Aha1 overexpression in rTg4510 mice leads to increases in pathological tau species. (A) Dot blot of hippocampal tissue of individual mice shown in triplicate probed by T22. (B) Quantification of dot blot (results represent the mean ± SEM; mCherry, n = 8; Aha1, n = 8; **P < 0.01). (C) Dot blot of pooled hippocampal tissue shown in triplicate probed by T22. (D) Quantification of dot blot (results represent the mean ± SEM of triplicate samples taken from the pooled fractions; n = 3; **P < 0.05). (E) Representative images of brain tissue slices stained with T22 from AAV9-mCherry– and AAV9-Aha1–injected mice. (Scale bars: whole slice, 1,000 μm; Inset, 250 μm.) (F) Quantification of the T22-positive area in the hippocampal field of view (Inset from E) (results represent the mean ± SEM; mCherry, n = 8; Aha1, n = 9; *P < 0.05). (G) Samples from AAV9-Aha1 and AAV9-mCherry mice were run on a semidenaturing gel and probed by T22 (1:500, approximately 75 kDa) along with other antibodies as indicated. (H) Quantification of T22 Western blot (results represent the mean ± SEM; mCherry, n = 6; Aha1, n = 7; ***P < 0.001).

Fig.
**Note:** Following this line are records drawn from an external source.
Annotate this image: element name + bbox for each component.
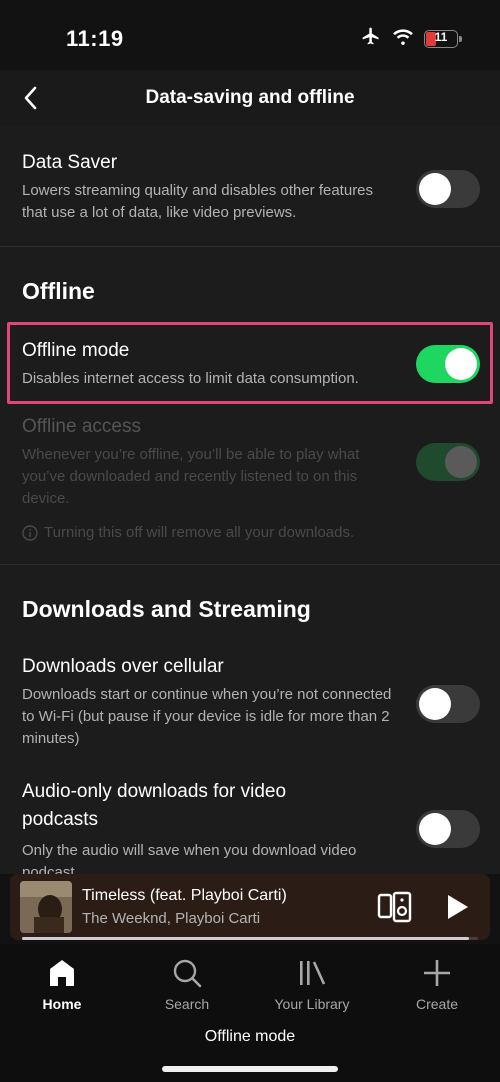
audio-only-downloads-description: Only the audio will save when you downlo… xyxy=(22,842,357,874)
status-icons: 11 xyxy=(360,26,462,51)
tab-home-label: Home xyxy=(42,996,82,1012)
library-icon xyxy=(300,961,326,985)
cellular-downloads-setting: Downloads over cellular Downloads start … xyxy=(22,656,478,750)
data-saver-title: Data Saver xyxy=(22,152,118,173)
bottom-tab-bar: Home Search Your Library Create Offline … xyxy=(0,944,500,1082)
page-header: Data-saving and offline xyxy=(0,70,500,126)
album-art xyxy=(20,881,72,933)
page-title: Data-saving and offline xyxy=(145,87,355,108)
offline-access-title: Offline access xyxy=(22,416,141,437)
tab-search-label: Search xyxy=(164,996,210,1012)
cellular-downloads-title: Downloads over cellular xyxy=(22,656,224,677)
play-icon xyxy=(448,895,468,919)
offline-mode-setting: Offline mode Disables internet access to… xyxy=(22,340,478,390)
tab-create-label: Create xyxy=(415,996,459,1012)
tab-create[interactable]: Create xyxy=(387,958,487,1012)
offline-mode-title: Offline mode xyxy=(22,340,130,361)
offline-mode-description: Disables internet access to limit data c… xyxy=(22,370,359,387)
wifi-icon xyxy=(392,27,414,50)
home-icon xyxy=(50,960,74,986)
connect-device-button[interactable] xyxy=(377,890,413,924)
info-icon xyxy=(22,524,38,541)
cellular-downloads-toggle[interactable] xyxy=(416,685,480,723)
offline-access-toggle[interactable] xyxy=(416,443,480,481)
audio-only-downloads-setting: Audio-only downloads for video podcasts … xyxy=(22,778,478,874)
search-icon xyxy=(173,959,202,988)
data-saver-description: Lowers streaming quality and disables ot… xyxy=(22,182,374,221)
cellular-downloads-description: Downloads start or continue when you’re … xyxy=(22,686,392,747)
audio-only-downloads-toggle[interactable] xyxy=(416,810,480,848)
divider xyxy=(0,564,500,565)
offline-access-description: Whenever you’re offline, you’ll be able … xyxy=(22,446,360,507)
plus-icon xyxy=(424,960,450,986)
airplane-icon xyxy=(360,26,382,51)
track-artist: The Weeknd, Playboi Carti xyxy=(82,910,261,927)
tab-your-library-label: Your Library xyxy=(274,996,350,1012)
offline-access-note-text: Turning this off will remove all your do… xyxy=(44,524,355,541)
offline-mode-toggle[interactable] xyxy=(416,345,480,383)
offline-access-setting: Offline access Whenever you’re offline, … xyxy=(22,416,478,510)
mini-player[interactable]: Timeless (feat. Playboi Carti) The Weekn… xyxy=(10,874,490,940)
divider xyxy=(0,246,500,247)
data-saver-setting: Data Saver Lowers streaming quality and … xyxy=(22,152,478,224)
tab-home[interactable]: Home xyxy=(12,958,112,1012)
playback-progress xyxy=(22,937,478,940)
status-bar: 11:19 11 xyxy=(0,0,500,70)
status-time: 11:19 xyxy=(66,26,124,51)
tab-search[interactable]: Search xyxy=(137,958,237,1012)
offline-access-note: Turning this off will remove all your do… xyxy=(22,524,354,541)
play-button[interactable] xyxy=(442,892,472,922)
settings-content[interactable]: Data Saver Lowers streaming quality and … xyxy=(0,126,500,874)
speaker-device-icon xyxy=(377,891,412,923)
audio-only-downloads-title: Audio-only downloads for video podcasts xyxy=(22,781,287,830)
battery-icon: 11 xyxy=(424,29,462,48)
data-saver-toggle[interactable] xyxy=(416,170,480,208)
offline-section-title: Offline xyxy=(22,278,95,304)
track-title: Timeless (feat. Playboi Carti) xyxy=(82,887,287,904)
downloads-section-title: Downloads and Streaming xyxy=(22,596,311,622)
offline-mode-banner: Offline mode xyxy=(204,1028,296,1045)
home-indicator xyxy=(162,1066,338,1072)
tab-your-library[interactable]: Your Library xyxy=(262,958,362,1012)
S3.

Tau solubility in WT mice. Western blot analysis of soluble and sarkosyl-insoluble fractions from hippocampal tissue of WT mice expressing either AAV9-Aha1 (n = 7) or AAV9-mCherry (n = 8). One rTg4510 mouse sample was included as a comparison.

Fig. 8.

Aha1 overexpression in rTg4510 mice leads to cognitive impairments. (A) Representative images of NeuN-stained neurons in the CA1 region of the hippocampus (brown) counterstained with Cresyl violet (purple) from AAV9-mCherry– and AAV9-Aha1–injected mice (Insets). (Scale bars: 100 μm.) (B) Quantification of unbiased stereology (results represent the mean ± SEM; mCherry, n = 7; Aha1, n = 8; ***P = 0.0003). (C) RAWM was performed on AAV9-Aha1 and AAV9-mCherry rTg4510 (Tg) and WT littermates as indicated. Average errors from day 1 (training) and day 2 (memory) are shown (results represent the mean ± SEM; n ≥ 9; *P < 0.05).